Assuming we migrate to microservices using gRPC or other protocols instead of HTTP-RPC.

Based on my initial approach to microservices, I would directly remove the api layer and add an rpc layer.

Because in a monolith:

• Handler (API) sits at the outermost layer (REST/HTTP entry point).
• Application orchestrates business cases.
• Domain layer implements core business logic.
• Infra layer provides database, caching, and other implementations (called by upper layers).

So I instinctively thought:

RPC is like another “handler” and should be abstracted above services since it exposes services externally.

But this approach is fundamentally flawed. From a DDD perspective, RPC is essentially a communication mechanism, not business semantics.

• Application’s responsibility: Define and expose business use cases (e.g., UserApplicationService.CreateUser(cmd)).
• Infra’s responsibility: Handle technical implementation, adapting various protocols (DB, MQ, RPC, HTTP) to the business layer.

Thus, an RPC Server can only be considered an Adapter. Let’s illustrate this with a concrete module example.

Module Division in Microservices

.
└── user-service
    ├── application
    │   └── user.go
    ├── conf
    ├── domain
    │     └── user
    │          ├── entity
    │          ├── repository
    │          └── service
    ├── infra
    │     ├── contract
    │     │    ├── event
    │     │    └── rpc
    │     └── impl
    │          ├── event
    │          └── rpc
    ├── internal
    ├── main.go
    └── pkg

Here, the focus is on rpc under infra.

rpc

As mentioned earlier, it functions as infrastructure providing RPC communication capabilities.

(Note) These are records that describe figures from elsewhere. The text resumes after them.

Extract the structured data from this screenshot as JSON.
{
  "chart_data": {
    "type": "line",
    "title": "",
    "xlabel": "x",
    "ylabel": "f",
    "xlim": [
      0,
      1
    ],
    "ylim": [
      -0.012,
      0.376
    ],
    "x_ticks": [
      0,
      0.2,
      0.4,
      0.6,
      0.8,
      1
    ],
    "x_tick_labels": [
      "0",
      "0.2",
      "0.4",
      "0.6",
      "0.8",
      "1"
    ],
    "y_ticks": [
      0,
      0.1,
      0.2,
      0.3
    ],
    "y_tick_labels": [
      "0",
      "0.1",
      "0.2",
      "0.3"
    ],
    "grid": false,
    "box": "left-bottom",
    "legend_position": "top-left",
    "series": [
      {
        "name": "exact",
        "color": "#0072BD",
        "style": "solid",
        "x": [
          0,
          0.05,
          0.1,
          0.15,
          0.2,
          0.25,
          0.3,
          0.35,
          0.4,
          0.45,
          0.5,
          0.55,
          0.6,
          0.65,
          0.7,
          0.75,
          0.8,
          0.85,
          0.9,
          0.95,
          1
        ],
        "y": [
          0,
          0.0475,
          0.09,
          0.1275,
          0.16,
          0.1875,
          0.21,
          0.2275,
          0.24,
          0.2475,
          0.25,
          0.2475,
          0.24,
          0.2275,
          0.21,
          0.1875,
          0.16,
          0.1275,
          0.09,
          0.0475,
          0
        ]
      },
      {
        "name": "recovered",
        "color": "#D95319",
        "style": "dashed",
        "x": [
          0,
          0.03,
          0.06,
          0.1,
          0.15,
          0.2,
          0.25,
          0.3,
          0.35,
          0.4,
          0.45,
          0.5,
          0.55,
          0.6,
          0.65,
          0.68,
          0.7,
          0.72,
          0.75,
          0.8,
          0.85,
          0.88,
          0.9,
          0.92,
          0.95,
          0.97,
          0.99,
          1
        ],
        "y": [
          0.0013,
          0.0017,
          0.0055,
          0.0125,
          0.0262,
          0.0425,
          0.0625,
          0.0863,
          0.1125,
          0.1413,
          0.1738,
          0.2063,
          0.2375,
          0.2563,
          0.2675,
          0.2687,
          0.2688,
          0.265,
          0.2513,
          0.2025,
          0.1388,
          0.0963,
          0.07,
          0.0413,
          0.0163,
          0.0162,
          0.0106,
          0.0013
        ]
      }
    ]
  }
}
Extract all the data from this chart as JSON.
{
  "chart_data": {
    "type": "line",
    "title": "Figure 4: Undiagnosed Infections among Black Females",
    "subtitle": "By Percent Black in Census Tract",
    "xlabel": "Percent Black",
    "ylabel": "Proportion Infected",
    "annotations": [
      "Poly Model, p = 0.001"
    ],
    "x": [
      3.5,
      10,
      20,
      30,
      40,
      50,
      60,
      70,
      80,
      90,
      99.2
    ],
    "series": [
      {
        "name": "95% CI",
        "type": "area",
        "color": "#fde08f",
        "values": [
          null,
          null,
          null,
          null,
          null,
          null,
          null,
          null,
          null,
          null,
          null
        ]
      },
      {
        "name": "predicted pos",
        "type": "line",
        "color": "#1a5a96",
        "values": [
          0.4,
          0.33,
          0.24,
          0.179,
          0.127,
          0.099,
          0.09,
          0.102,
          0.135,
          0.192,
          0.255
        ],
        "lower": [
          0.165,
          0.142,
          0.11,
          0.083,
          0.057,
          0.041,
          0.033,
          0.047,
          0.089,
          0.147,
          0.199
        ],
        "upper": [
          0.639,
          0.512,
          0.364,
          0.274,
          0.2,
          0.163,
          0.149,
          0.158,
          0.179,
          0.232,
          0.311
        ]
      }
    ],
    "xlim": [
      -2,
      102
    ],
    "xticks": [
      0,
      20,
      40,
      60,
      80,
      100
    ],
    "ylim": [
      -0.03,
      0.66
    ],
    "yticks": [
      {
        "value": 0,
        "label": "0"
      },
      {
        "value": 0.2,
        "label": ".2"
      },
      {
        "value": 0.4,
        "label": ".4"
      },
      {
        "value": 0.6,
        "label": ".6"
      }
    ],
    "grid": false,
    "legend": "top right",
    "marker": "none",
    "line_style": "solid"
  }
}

Each module must offer its own services, so it necessarily includes a server.go file—or potentially a server package.

Its role is protocol conversion, constructing request objects, and then passing requests through to the application layer. For gRPC, it also provides additional capabilities like metadata handling. This logic can reside within the server layer or be extracted separately. The optimal approach is to use gRPC interceptors for unified extraction, allowing subsequent retrieval directly from the context (ctx).

Additionally, since it requires cross-service invocations, it must include clients for other modules, necessitating a client.go file.

Analyzing this, the structure becomes clear:

• rpc/server: Protocol conversion, request construction, encapsulating the application
• rpc/client: Constructs the gRPC client (connection, serialization, load balancing, interceptors, etc.), without encapsulating business logic

This approach decouples the communication mechanism (infrastructure) from the business logic, ensuring each component focuses on its core responsibilities with clear delineation of duties.

It should be noted that in microservices, a crossdomain layer is not designed. The reason is that the purpose of crossdomain is to decouple two modules through interface contracts, allowing A to no longer directly depend on B, but instead decouple via interfaces. However, in microservices, each module’s interfaces are exposed as interfaces, such as gRPC Clients, so this layer is largely unnecessary.